The realization that the observer, the observed phenomenon and
the process of observation itself form a totality, which can be
decomposed into its elements only on pain of absurd reifications, has
far-reaching implications for our understanding of man and his problems in which he literally
“constructs” his reality, then reacts to it as if it existed independently of
him “out there,” and eventually may arrive at the startling awareness that his reactions are the effect and the cause
of his reality construction.
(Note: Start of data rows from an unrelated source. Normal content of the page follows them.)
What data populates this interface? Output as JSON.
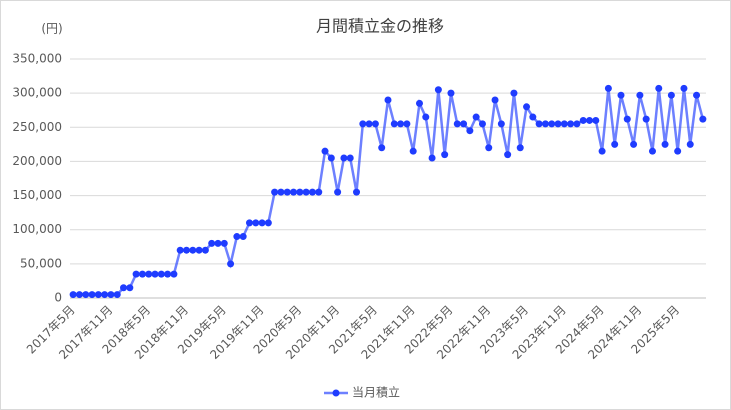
{
  "chart_data": {
    "type": "line",
    "title": "月間積立金の推移",
    "y_label": "(円)",
    "categories": [
      "2017年5月",
      null,
      null,
      null,
      null,
      null,
      "2017年11月",
      null,
      null,
      null,
      null,
      null,
      "2018年5月",
      null,
      null,
      null,
      null,
      null,
      "2018年11月",
      null,
      null,
      null,
      null,
      null,
      "2019年5月",
      null,
      null,
      null,
      null,
      null,
      "2019年11月",
      null,
      null,
      null,
      null,
      null,
      "2020年5月",
      null,
      null,
      null,
      null,
      null,
      "2020年11月",
      null,
      null,
      null,
      null,
      null,
      "2021年5月",
      null,
      null,
      null,
      null,
      null,
      "2021年11月",
      null,
      null,
      null,
      null,
      null,
      "2022年5月",
      null,
      null,
      null,
      null,
      null,
      "2022年11月",
      null,
      null,
      null,
      null,
      null,
      "2023年5月",
      null,
      null,
      null,
      null,
      null,
      "2023年11月",
      null,
      null,
      null,
      null,
      null,
      "2024年5月",
      null,
      null,
      null,
      null,
      null,
      "2024年11月",
      null,
      null,
      null,
      null,
      null,
      "2025年5月",
      null,
      null,
      null,
      null
    ],
    "series": [
      {
        "name": "当月積立",
        "color": "#1f3cff",
        "values": [
          5000,
          5000,
          5000,
          5000,
          5000,
          5000,
          5000,
          5000,
          15000,
          15000,
          35000,
          35000,
          35000,
          35000,
          35000,
          35000,
          35000,
          70000,
          70000,
          70000,
          70000,
          70000,
          80000,
          80000,
          80000,
          50000,
          90000,
          90000,
          110000,
          110000,
          110000,
          110000,
          155000,
          155000,
          155000,
          155000,
          155000,
          155000,
          155000,
          155000,
          215000,
          205000,
          155000,
          205000,
          205000,
          155000,
          255000,
          255000,
          255000,
          220000,
          290000,
          255000,
          255000,
          255000,
          215000,
          285000,
          265000,
          205000,
          305000,
          210000,
          300000,
          255000,
          255000,
          245000,
          265000,
          255000,
          220000,
          290000,
          255000,
          210000,
          300000,
          220000,
          280000,
          265000,
          255000,
          255000,
          255000,
          255000,
          255000,
          255000,
          255000,
          260000,
          260000,
          260000,
          215000,
          307000,
          225000,
          297000,
          262000,
          225000,
          297000,
          262000,
          215000,
          307000,
          225000,
          297000,
          215000,
          307000,
          225000,
          297000,
          262000
        ]
      }
    ],
    "ylim": [
      0,
      350000
    ],
    "yticks": [
      0,
      {
        "value": 50000,
        "label": "50,000"
      },
      {
        "value": 100000,
        "label": "100,000"
      },
      {
        "value": 150000,
        "label": "150,000"
      },
      {
        "value": 200000,
        "label": "200,000"
      },
      {
        "value": 250000,
        "label": "250,000"
      },
      {
        "value": 300000,
        "label": "300,000"
      },
      {
        "value": 350000,
        "label": "350,000"
      }
    ],
    "grid": true,
    "legend": "bottom"
  }
}
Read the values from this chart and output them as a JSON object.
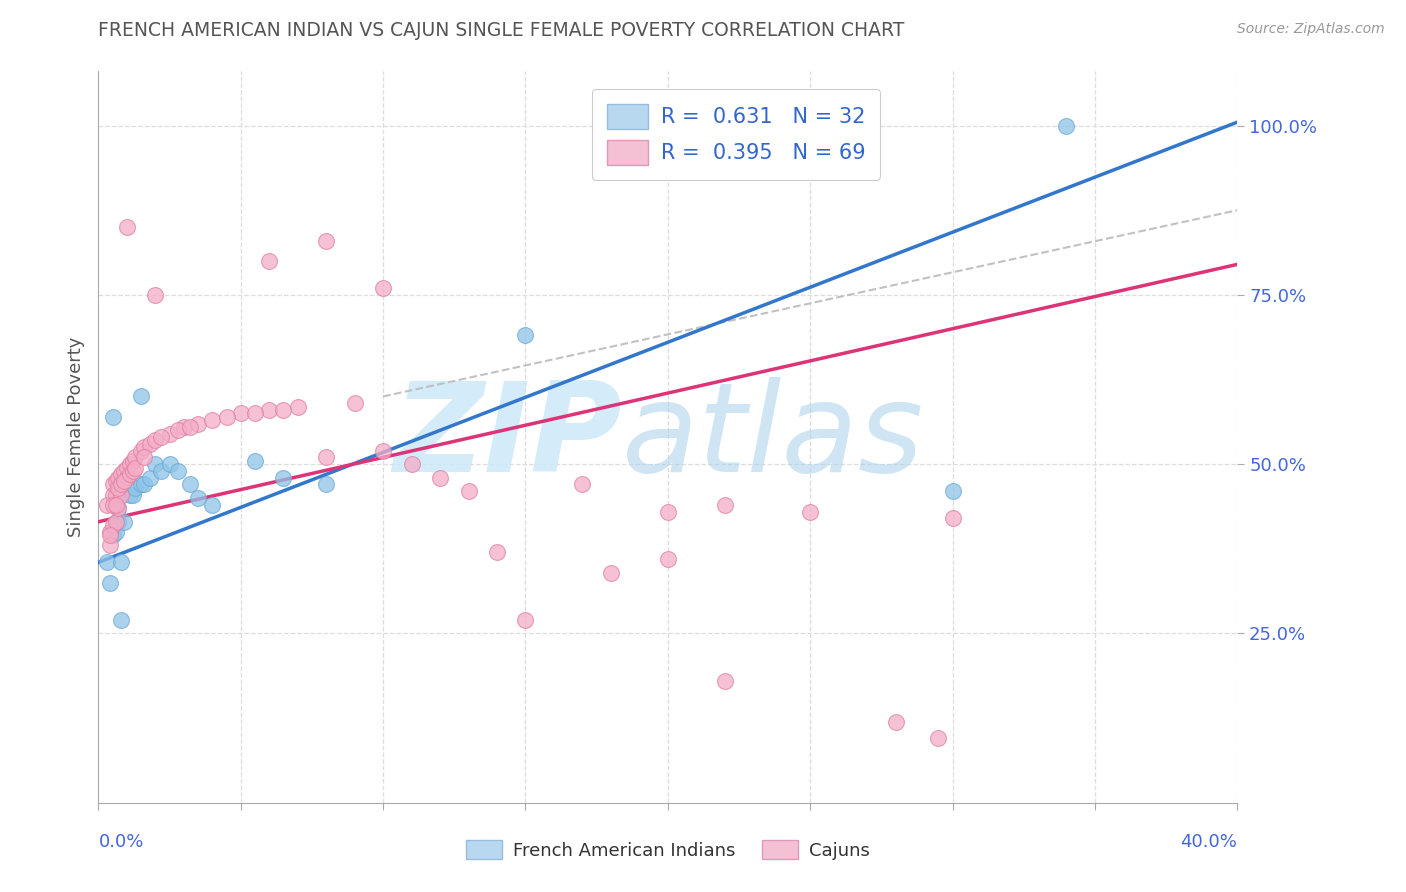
{
  "title": "FRENCH AMERICAN INDIAN VS CAJUN SINGLE FEMALE POVERTY CORRELATION CHART",
  "source": "Source: ZipAtlas.com",
  "ylabel": "Single Female Poverty",
  "xlim": [
    0.0,
    0.4
  ],
  "ylim": [
    0.0,
    1.08
  ],
  "blue_color": "#8ec4e8",
  "blue_edge": "#6aaad4",
  "pink_color": "#f4adc7",
  "pink_edge": "#e080a0",
  "blue_line_color": "#3377cc",
  "pink_line_color": "#dd3377",
  "ref_line_color": "#bbbbbb",
  "grid_color": "#dddddd",
  "title_color": "#555555",
  "axis_tick_color": "#4466dd",
  "blue_legend_face": "#b8d8f0",
  "pink_legend_face": "#f4c0d4",
  "legend1_r": "R = ",
  "legend1_rv": "0.631",
  "legend1_n": "  N = ",
  "legend1_nv": "32",
  "legend2_r": "R = ",
  "legend2_rv": "0.395",
  "legend2_n": "  N = ",
  "legend2_nv": "69",
  "bottom_legend1": "French American Indians",
  "bottom_legend2": "Cajuns",
  "blue_x": [
    0.003,
    0.004,
    0.005,
    0.006,
    0.006,
    0.007,
    0.007,
    0.008,
    0.009,
    0.01,
    0.011,
    0.012,
    0.013,
    0.015,
    0.016,
    0.018,
    0.02,
    0.022,
    0.025,
    0.028,
    0.032,
    0.035,
    0.04,
    0.055,
    0.065,
    0.08,
    0.015,
    0.34,
    0.15,
    0.3,
    0.005,
    0.008
  ],
  "blue_y": [
    0.355,
    0.325,
    0.395,
    0.415,
    0.4,
    0.435,
    0.415,
    0.355,
    0.415,
    0.48,
    0.455,
    0.455,
    0.465,
    0.47,
    0.47,
    0.48,
    0.5,
    0.49,
    0.5,
    0.49,
    0.47,
    0.45,
    0.44,
    0.505,
    0.48,
    0.47,
    0.6,
    1.0,
    0.69,
    0.46,
    0.57,
    0.27
  ],
  "pink_x": [
    0.003,
    0.004,
    0.004,
    0.005,
    0.005,
    0.005,
    0.006,
    0.006,
    0.006,
    0.007,
    0.007,
    0.008,
    0.008,
    0.009,
    0.01,
    0.01,
    0.011,
    0.012,
    0.013,
    0.015,
    0.016,
    0.018,
    0.02,
    0.025,
    0.03,
    0.035,
    0.04,
    0.05,
    0.06,
    0.07,
    0.08,
    0.1,
    0.12,
    0.14,
    0.06,
    0.01,
    0.08,
    0.1,
    0.02,
    0.17,
    0.2,
    0.22,
    0.25,
    0.3,
    0.18,
    0.2,
    0.15,
    0.22,
    0.28,
    0.295,
    0.004,
    0.005,
    0.006,
    0.007,
    0.008,
    0.009,
    0.011,
    0.012,
    0.013,
    0.016,
    0.022,
    0.028,
    0.032,
    0.045,
    0.055,
    0.065,
    0.09,
    0.11,
    0.13
  ],
  "pink_y": [
    0.44,
    0.4,
    0.38,
    0.47,
    0.455,
    0.41,
    0.475,
    0.455,
    0.415,
    0.48,
    0.435,
    0.485,
    0.455,
    0.49,
    0.495,
    0.48,
    0.5,
    0.505,
    0.51,
    0.52,
    0.525,
    0.53,
    0.535,
    0.545,
    0.555,
    0.56,
    0.565,
    0.575,
    0.58,
    0.585,
    0.51,
    0.52,
    0.48,
    0.37,
    0.8,
    0.85,
    0.83,
    0.76,
    0.75,
    0.47,
    0.43,
    0.44,
    0.43,
    0.42,
    0.34,
    0.36,
    0.27,
    0.18,
    0.12,
    0.095,
    0.395,
    0.44,
    0.44,
    0.465,
    0.47,
    0.475,
    0.485,
    0.49,
    0.495,
    0.51,
    0.54,
    0.55,
    0.555,
    0.57,
    0.575,
    0.58,
    0.59,
    0.5,
    0.46
  ],
  "blue_line_x": [
    0.0,
    0.4
  ],
  "blue_line_y": [
    0.355,
    1.005
  ],
  "pink_line_x": [
    0.0,
    0.4
  ],
  "pink_line_y": [
    0.415,
    0.795
  ],
  "ref_line_x": [
    0.1,
    0.4
  ],
  "ref_line_y": [
    0.6,
    0.875
  ]
}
This “curved space” of human experience of the
world and of himself, this closure— as Heinz von Foerster calls it — finds its symbolic
expression in the Ouroboros, the snake that bites its own tail, or its poetic
expression in the words of T. S. Eliot, for whom “the end of all our
exploring will be to arrive where we started and know the place for the first
time".
Lynn Segal has succeeded
in making this also the structure of this book whose last chapter “curves back” on the first and introduces
the reader into what he has just read as if it were for the first time.